I look at him desperately, trying to keep this one last thing to myself. "I don't think I can do it without her," I admit, even though I wish I could stop, like I wish I could stop the tears from welling up in my eyes, making Dean's image swim before me. My head is spinning and I'm too tired to even think, but I'm still afraid to close my eyes, and I just really wish Jess was here more than anything else in the whole world.

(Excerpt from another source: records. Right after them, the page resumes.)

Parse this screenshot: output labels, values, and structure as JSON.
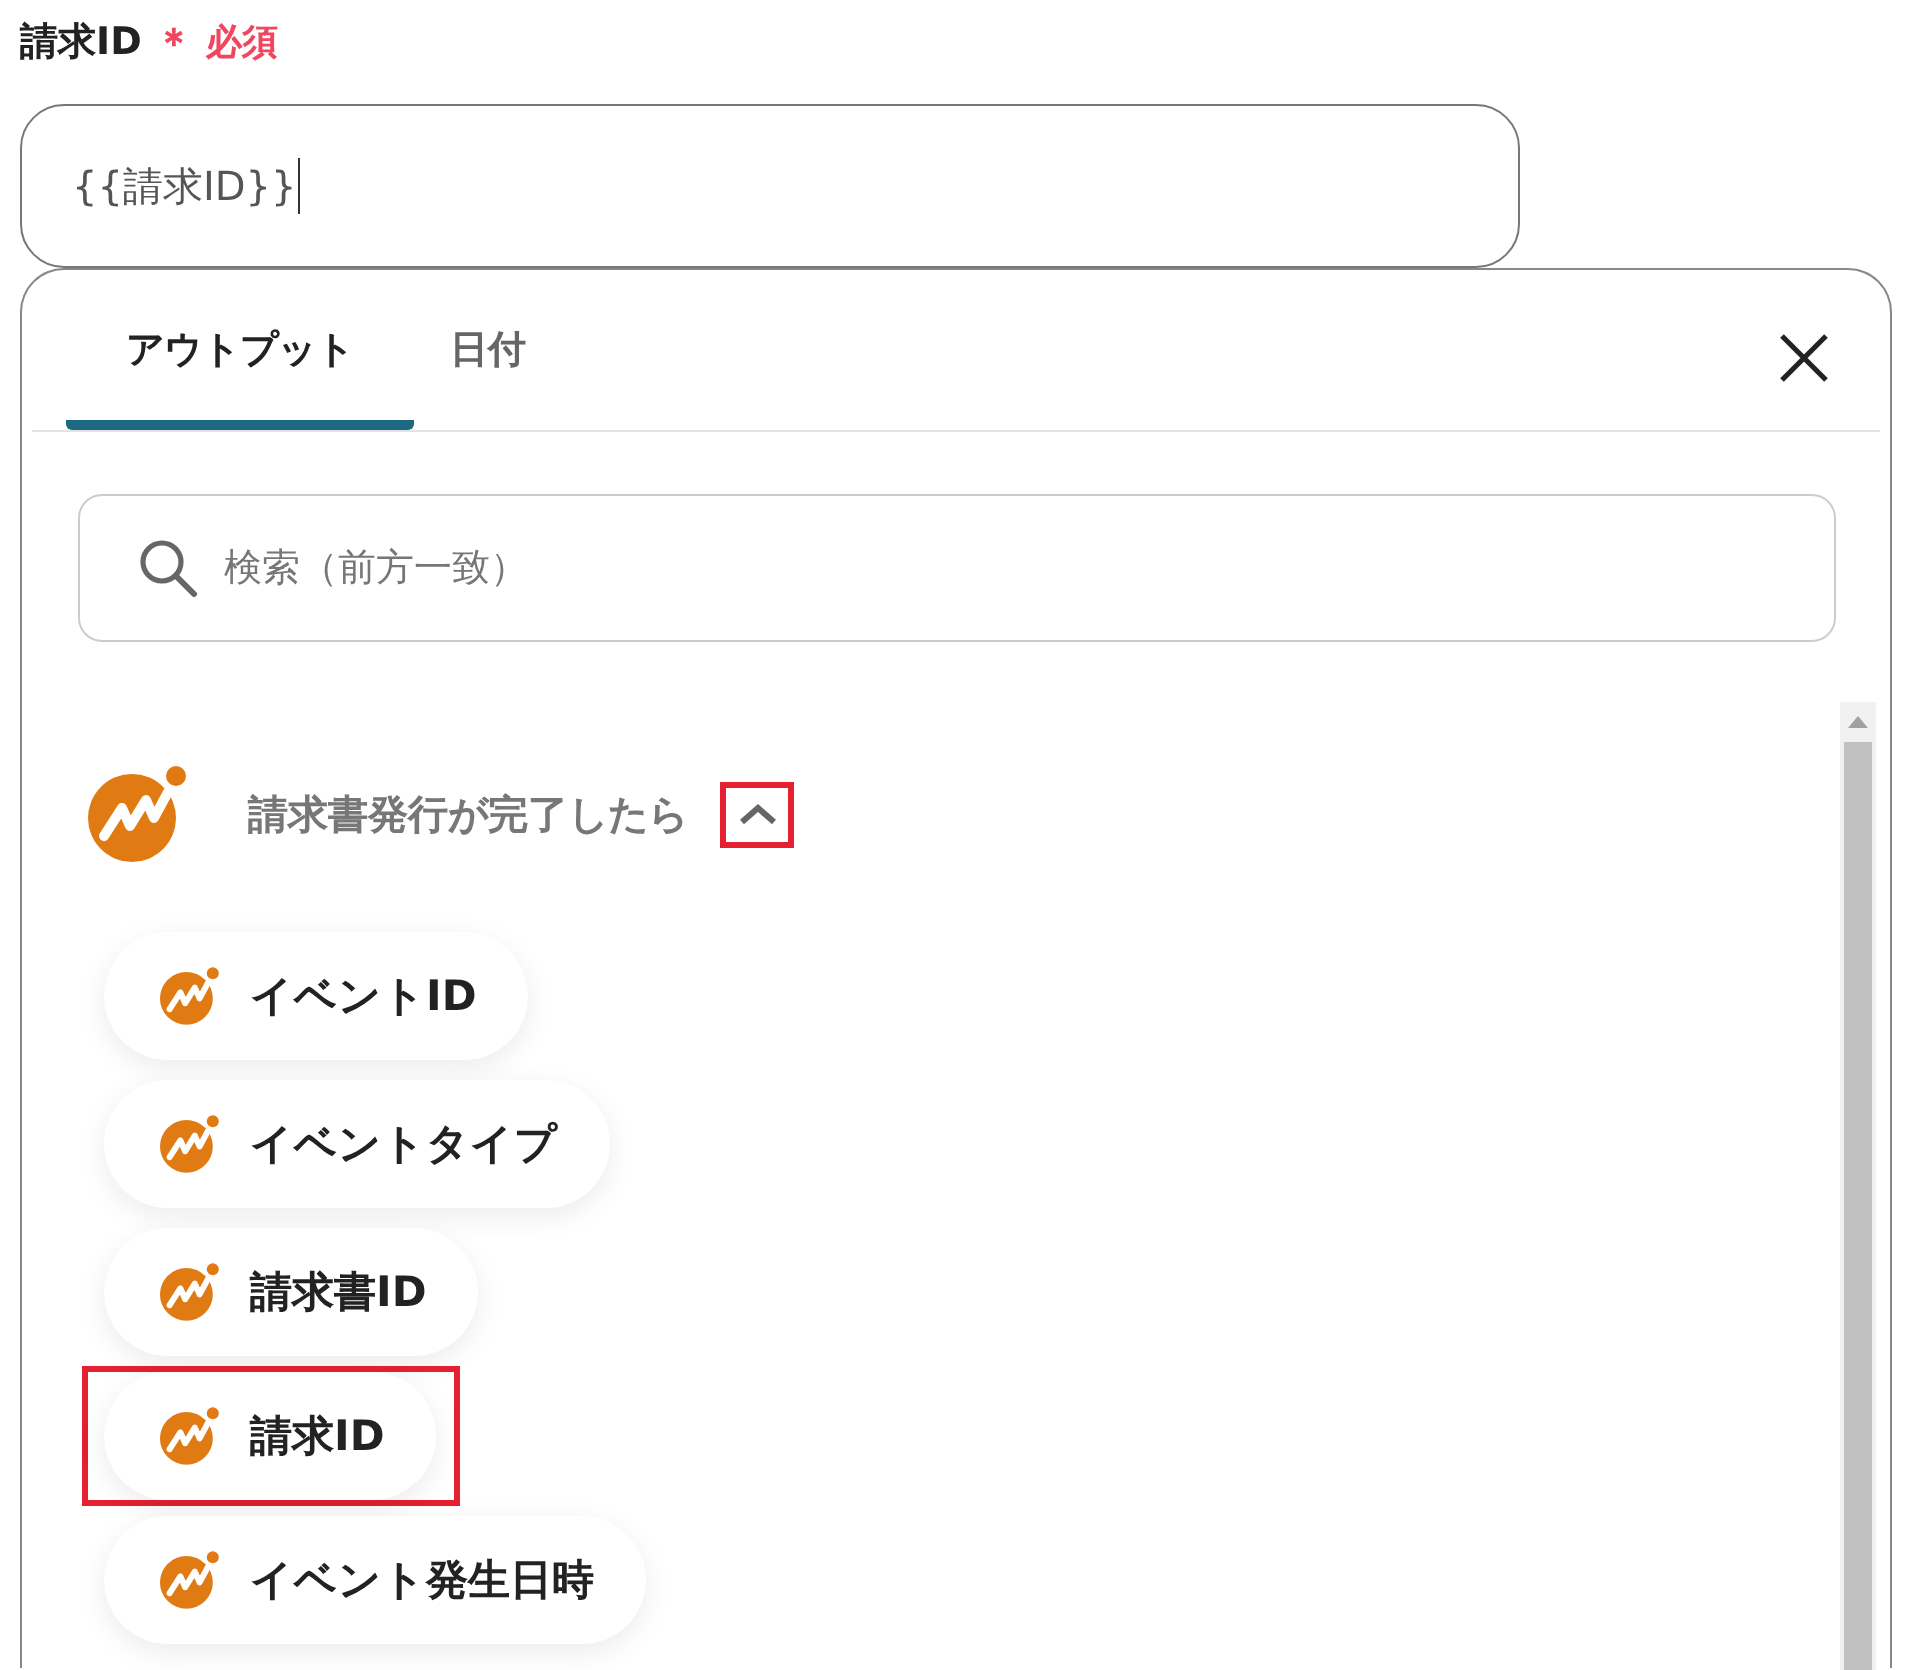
{
  "field": {
    "label": "請求ID",
    "required_mark": "＊",
    "required_text": "必須",
    "value": "{{請求ID}}"
  },
  "panel": {
    "tabs": [
      {
        "label": "アウトプット",
        "selected": true
      },
      {
        "label": "日付",
        "selected": false
      }
    ],
    "search": {
      "placeholder": "検索（前方一致）"
    },
    "group": {
      "title": "請求書発行が完了したら",
      "expanded": true,
      "toggle_highlighted": true,
      "items": [
        {
          "label": "イベントID",
          "highlighted": false
        },
        {
          "label": "イベントタイプ",
          "highlighted": false
        },
        {
          "label": "請求書ID",
          "highlighted": false
        },
        {
          "label": "請求ID",
          "highlighted": true
        },
        {
          "label": "イベント発生日時",
          "highlighted": false
        }
      ]
    }
  }
}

Dean comes over and kneels in front of me like he did earlier. He presses a callused thumb across my cheeks, wiping away my tears like I'm five years old. Dean screws up his face and sits next to me on the bed, wrapping his arms around my shoulders, folding me until I'm squeezed against his chest so I can feel his heart beating steady and calm just like I remember from when I was five. I feel so small and vulnerable wrapped up in his arms like this, and so I cry. I let it sink in that I've got no home, no girlfriend, no leads on how to find the thing that killed her. The more I cry the further I bury myself into Dean's shoulder. I keep my eyes open to stop from seeing the fire, but it's there too, against the green fabric of Dean's shirt that's wet in spots where I laid my head against it. I think that Dean thinks I might just cry myself to sleep before he says, "Don't tell anybody, but sometimes I still feel that way about Mom."

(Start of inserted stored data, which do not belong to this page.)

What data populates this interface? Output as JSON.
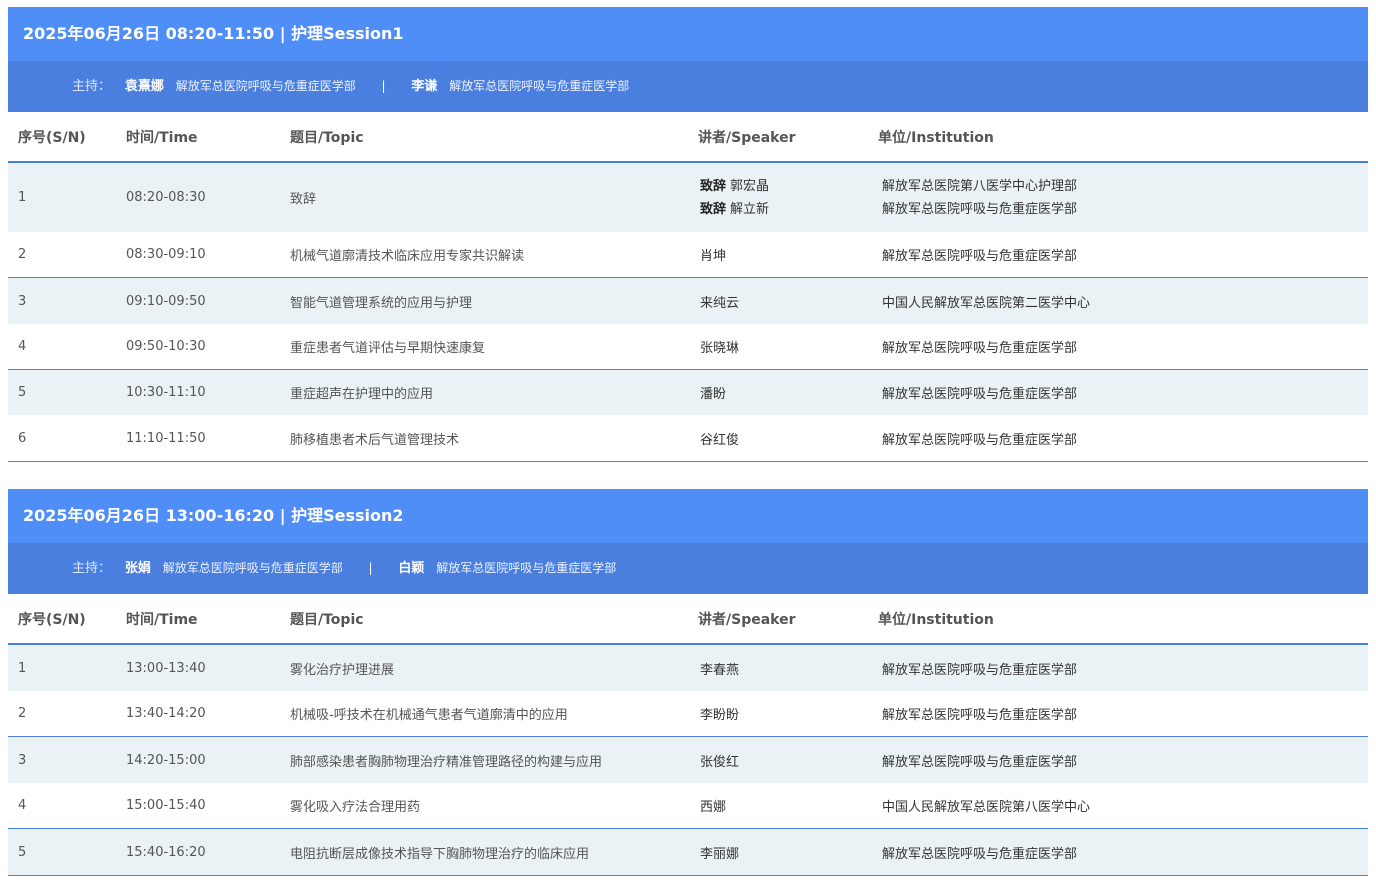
{
  "columns": {
    "sn": "序号(S/N)",
    "time": "时间/Time",
    "topic": "题目/Topic",
    "speaker": "讲者/Speaker",
    "institution": "单位/Institution"
  },
  "sessions": [
    {
      "title": "2025年06月26日 08:20-11:50 | 护理Session1",
      "host_label": "主持：",
      "hosts": [
        {
          "name": "袁熹娜",
          "org": "解放军总医院呼吸与危重症医学部"
        },
        {
          "name": "李谦",
          "org": "解放军总医院呼吸与危重症医学部"
        }
      ],
      "host_separator": "|",
      "rows": [
        {
          "sn": "1",
          "time": "08:20-08:30",
          "topic": "致辞",
          "speakers": [
            {
              "role": "致辞",
              "name": "郭宏晶"
            },
            {
              "role": "致辞",
              "name": "解立新"
            }
          ],
          "institutions": [
            "解放军总医院第八医学中心护理部",
            "解放军总医院呼吸与危重症医学部"
          ]
        },
        {
          "sn": "2",
          "time": "08:30-09:10",
          "topic": "机械气道廓清技术临床应用专家共识解读",
          "speaker": "肖坤",
          "institution": "解放军总医院呼吸与危重症医学部"
        },
        {
          "sn": "3",
          "time": "09:10-09:50",
          "topic": "智能气道管理系统的应用与护理",
          "speaker": "来纯云",
          "institution": "中国人民解放军总医院第二医学中心"
        },
        {
          "sn": "4",
          "time": "09:50-10:30",
          "topic": "重症患者气道评估与早期快速康复",
          "speaker": "张晓琳",
          "institution": "解放军总医院呼吸与危重症医学部"
        },
        {
          "sn": "5",
          "time": "10:30-11:10",
          "topic": "重症超声在护理中的应用",
          "speaker": "潘盼",
          "institution": "解放军总医院呼吸与危重症医学部"
        },
        {
          "sn": "6",
          "time": "11:10-11:50",
          "topic": "肺移植患者术后气道管理技术",
          "speaker": "谷红俊",
          "institution": "解放军总医院呼吸与危重症医学部"
        }
      ]
    },
    {
      "title": "2025年06月26日 13:00-16:20 | 护理Session2",
      "host_label": "主持：",
      "hosts": [
        {
          "name": "张娟",
          "org": "解放军总医院呼吸与危重症医学部"
        },
        {
          "name": "白颖",
          "org": "解放军总医院呼吸与危重症医学部"
        }
      ],
      "host_separator": "|",
      "rows": [
        {
          "sn": "1",
          "time": "13:00-13:40",
          "topic": "雾化治疗护理进展",
          "speaker": "李春燕",
          "institution": "解放军总医院呼吸与危重症医学部"
        },
        {
          "sn": "2",
          "time": "13:40-14:20",
          "topic": "机械吸-呼技术在机械通气患者气道廓清中的应用",
          "speaker": "李盼盼",
          "institution": "解放军总医院呼吸与危重症医学部"
        },
        {
          "sn": "3",
          "time": "14:20-15:00",
          "topic": "肺部感染患者胸肺物理治疗精准管理路径的构建与应用",
          "speaker": "张俊红",
          "institution": "解放军总医院呼吸与危重症医学部"
        },
        {
          "sn": "4",
          "time": "15:00-15:40",
          "topic": "雾化吸入疗法合理用药",
          "speaker": "西娜",
          "institution": "中国人民解放军总医院第八医学中心"
        },
        {
          "sn": "5",
          "time": "15:40-16:20",
          "topic": "电阻抗断层成像技术指导下胸肺物理治疗的临床应用",
          "speaker": "李丽娜",
          "institution": "解放军总医院呼吸与危重症医学部"
        }
      ]
    }
  ]
}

I wipe my nose on the back of my hand and sit up, tears still running steadily down my face, looking at Dean. "And I tell myself that it's ridiculous, because I hardly remember her," Dean continues, rubbing my back like it's the only thing he can do if he wants to keep going with this train of thought. "But that's not what gets me through those days, you know?" I don't know, and I wish I did because I don't think I'm going to be able to get through the night, let alone the rest of my life. "But I remember Dad telling me that Mom would want us to live our lives and be happy," says Dean, his throat sticking a little. "So whenever I think about how I don't want to live without Mom, I think how Mom would want me to, understand?" I shake my head because it doesn't help the shattered pieces of my heart glue themselves back together, doesn't help me stop missing Jess, doesn't stop me from not really know what to do without her.
Dean purses his lips and thinks about it for a little. "Then, I guess…" he says. "Whenever you miss Jess, think about all you've got right now, about what you've got ahead of you."

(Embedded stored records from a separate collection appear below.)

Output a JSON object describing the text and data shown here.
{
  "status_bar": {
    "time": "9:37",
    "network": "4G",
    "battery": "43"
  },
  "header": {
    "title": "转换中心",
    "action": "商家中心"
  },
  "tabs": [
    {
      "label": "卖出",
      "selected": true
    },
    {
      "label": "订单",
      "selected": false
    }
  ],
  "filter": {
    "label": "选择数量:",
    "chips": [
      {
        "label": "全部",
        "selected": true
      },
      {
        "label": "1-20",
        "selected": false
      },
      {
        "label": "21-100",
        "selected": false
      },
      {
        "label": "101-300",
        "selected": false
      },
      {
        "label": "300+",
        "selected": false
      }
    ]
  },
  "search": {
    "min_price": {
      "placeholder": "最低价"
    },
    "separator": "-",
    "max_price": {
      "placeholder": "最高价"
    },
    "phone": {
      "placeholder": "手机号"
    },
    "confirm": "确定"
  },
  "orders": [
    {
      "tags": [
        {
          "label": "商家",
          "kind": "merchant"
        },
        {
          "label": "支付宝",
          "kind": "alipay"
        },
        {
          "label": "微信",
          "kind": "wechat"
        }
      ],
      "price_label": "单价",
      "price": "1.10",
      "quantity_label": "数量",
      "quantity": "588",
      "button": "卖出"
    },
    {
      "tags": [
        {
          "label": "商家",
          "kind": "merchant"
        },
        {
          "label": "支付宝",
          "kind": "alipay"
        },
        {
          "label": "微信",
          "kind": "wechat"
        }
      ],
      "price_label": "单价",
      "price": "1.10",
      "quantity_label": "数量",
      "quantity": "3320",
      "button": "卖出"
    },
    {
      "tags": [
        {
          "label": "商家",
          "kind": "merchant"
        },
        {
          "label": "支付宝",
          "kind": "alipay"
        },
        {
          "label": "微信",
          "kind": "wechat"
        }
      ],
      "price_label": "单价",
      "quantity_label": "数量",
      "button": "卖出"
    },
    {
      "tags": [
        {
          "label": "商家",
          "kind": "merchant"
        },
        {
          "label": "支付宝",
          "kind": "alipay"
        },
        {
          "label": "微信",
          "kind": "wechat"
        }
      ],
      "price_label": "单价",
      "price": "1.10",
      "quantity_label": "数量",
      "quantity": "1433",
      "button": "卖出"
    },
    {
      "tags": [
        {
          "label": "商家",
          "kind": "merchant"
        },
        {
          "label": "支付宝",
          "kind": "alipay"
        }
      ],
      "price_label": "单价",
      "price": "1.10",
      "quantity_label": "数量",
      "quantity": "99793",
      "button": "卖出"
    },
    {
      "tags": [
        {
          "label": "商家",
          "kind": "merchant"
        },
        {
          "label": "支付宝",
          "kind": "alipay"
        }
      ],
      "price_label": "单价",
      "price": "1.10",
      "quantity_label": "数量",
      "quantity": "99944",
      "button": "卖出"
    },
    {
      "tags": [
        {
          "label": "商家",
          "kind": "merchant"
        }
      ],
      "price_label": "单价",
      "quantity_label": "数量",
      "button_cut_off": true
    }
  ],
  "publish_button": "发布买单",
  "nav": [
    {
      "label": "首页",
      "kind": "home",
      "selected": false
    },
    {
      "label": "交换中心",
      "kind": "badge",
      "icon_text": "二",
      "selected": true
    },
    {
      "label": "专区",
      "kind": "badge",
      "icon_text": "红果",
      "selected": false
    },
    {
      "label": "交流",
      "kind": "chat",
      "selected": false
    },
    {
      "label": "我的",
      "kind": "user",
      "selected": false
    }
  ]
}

"What's that?" I ask miserably. I had law school and a family ahead of me, and now what? I don't have anything now.
"Well, right now, you've got me," he says with a doleful smile. "And I don't suck." He wraps his arms around me and this time when I listen to the sound of his heart and feel the rise and fall of his chest, I don't feel exposed. I feel safe. I can close my eyes and the picture of Jess is dulled by Dean's breathing. When he thinks I'm asleep he brushes his lips against my temple, squeezes me closer, and tells me that it's going to be okay. And I believe him.